Home Entertainment in the Twenties
By Nola Willeford


Posted on January 1, 0001 12:00 AM



Nola Tinsley Willeford is one of the matriarchs of Adairville. She enjoys telling stories from her childhood involving the special family she loves so much.

The evening entertainment at our house in the days before electricity consisted principally of listening to Mama read to the family. She was an excellent reader who could make the characters seem to come to life. A big bowl of popcorn would be shared as the children and Daddy listened. The popcorn popper with its long handle would have to be shaken vigorously over the fire to keep the corn from scorching.

We sat in the middle bedroom, not in the living room where a fire was only kept on special occasions. Fires were kept upstairs where JT, Tuck, Wilkey and Houston slept, in the back bedroom where Mother and Dad slept, and in the middle bedroom where RK and I slept. (Daddy had another bedroom built on the house after Marizu was born and Zu and I shared it.) Of course, there was a big wood-burning stove in the kitchen that stayed warm. It had a tank that held water kept hot for washing dishes, shampooing hair, bathing, whatever.

The boys liked to hear Zane Grey’s books and we had nearly all of them. Mama also read,Little Shepherd of Kingdom Come, Trail of the Lonesome Pine, and JT particularly remembers a book that was full of laughs called Slow Train Through Arkansas .

The family’s other entertainment was listening to the Edison Victrola. It was an upright, about five feet tall with a big horn just below the turntable. The records were about a half an inch thick and were jigs, reels, and popular music of the time. One of my favorites was called “You’re in Kentucky as Sure as You’re Born”. It was JT and
Tuck’s job to change the record and wind up the victrola. They really disliked this duty, which was a constant interruption to whatever they were doing. They had to stop, jump up, turn the record over, wind it, and then all too soon do it again, over and over.

What a relief it was when the radio came along! Their job with it was much easier. Once a week they took it to Mr. Clark Harper, who had a battery charger that kept all the radios in Adairville going. JT and Tuck took our radio to him every Friday.

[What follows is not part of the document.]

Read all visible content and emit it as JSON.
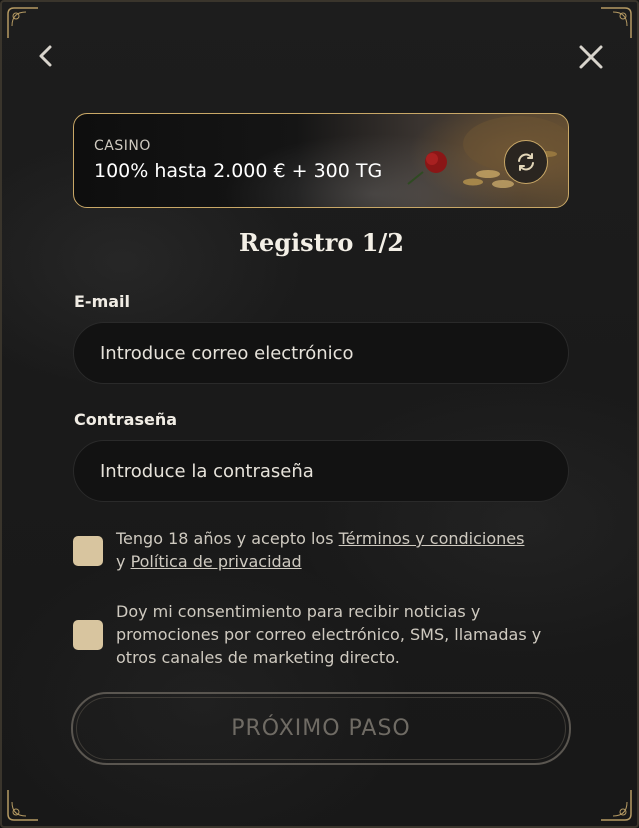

That was so that the reception would be nice and strong for the weekend.

Radios were not yet being run by electric power. Cars were still being cranked. In 1926 Daddy bought our first car that was operated by a battery. Cranking a car was hazardous duty because when the motor caught the car would jump toward the person cranking it, and if he didn’t jump out of the way in time; he was likely to get his arm broken.

Electricity came to Adairville at about the time that I was born in 1925. It was brought to Adairville from Tennessee and for many years there was an office on the square in Adairville for the Tennessee Light and Power Company. The sub station was near where the water treatment plant now is, behind our house. Clark Harper and Hadley Hampton ran it. JT said that sometimes they had big blowouts that shook that end of town! Daddy had the inside of our house wired soon after the sub station was built. A few months later, that same year he had the barn and the smokehouse wired and put a light on our front porch.

Daddy had one brother who never married. His name was Ulysses Gold Tinsley, and we called him “Uncle Lys”. As a child he had had a bad case of measles that had settled in his eyes and he was almost blind. He lived with his parents until they died. After that he spent most of his time with his oldest sister, Aunt Roma, and her family, but he visited among the other family members quite often.

Once when Daddy had gone down to Dawson Springs to visit Mother’s parents and Aunt Roma’s family he bought a cow. We always had a milk cow that the boys took care of and milked so that we had plenty of milk, butter, and homemade cottage cheese for our family. There were no trucks for hauling animals then and Uncle Lys was to drive the cow about ninety miles to Adairville. This was a slower, safer, hospitable time and Uncle Lys would stop wherever he was when the day was over and spend the night with people who lived along the way.

One night he stopped at a fellow’s house who was a bachelor and who liked to tip the jug. They got roaring drunk and the cow wandered off and was nowhere to be seen the next morning. Uncle Lys lost a whole day looking for the cow but finally found and retrieved her. Daddy was beginning to get a little worried before Uncle Lys reached Adairville, having been on the road a week.

When Uncle Lys visited his sister in Birmingham or his sister in St. Louis, he hopped a freight train and traveled free. The boys loved for him to come for a visit, as he would tell them tales about “riding the rails”.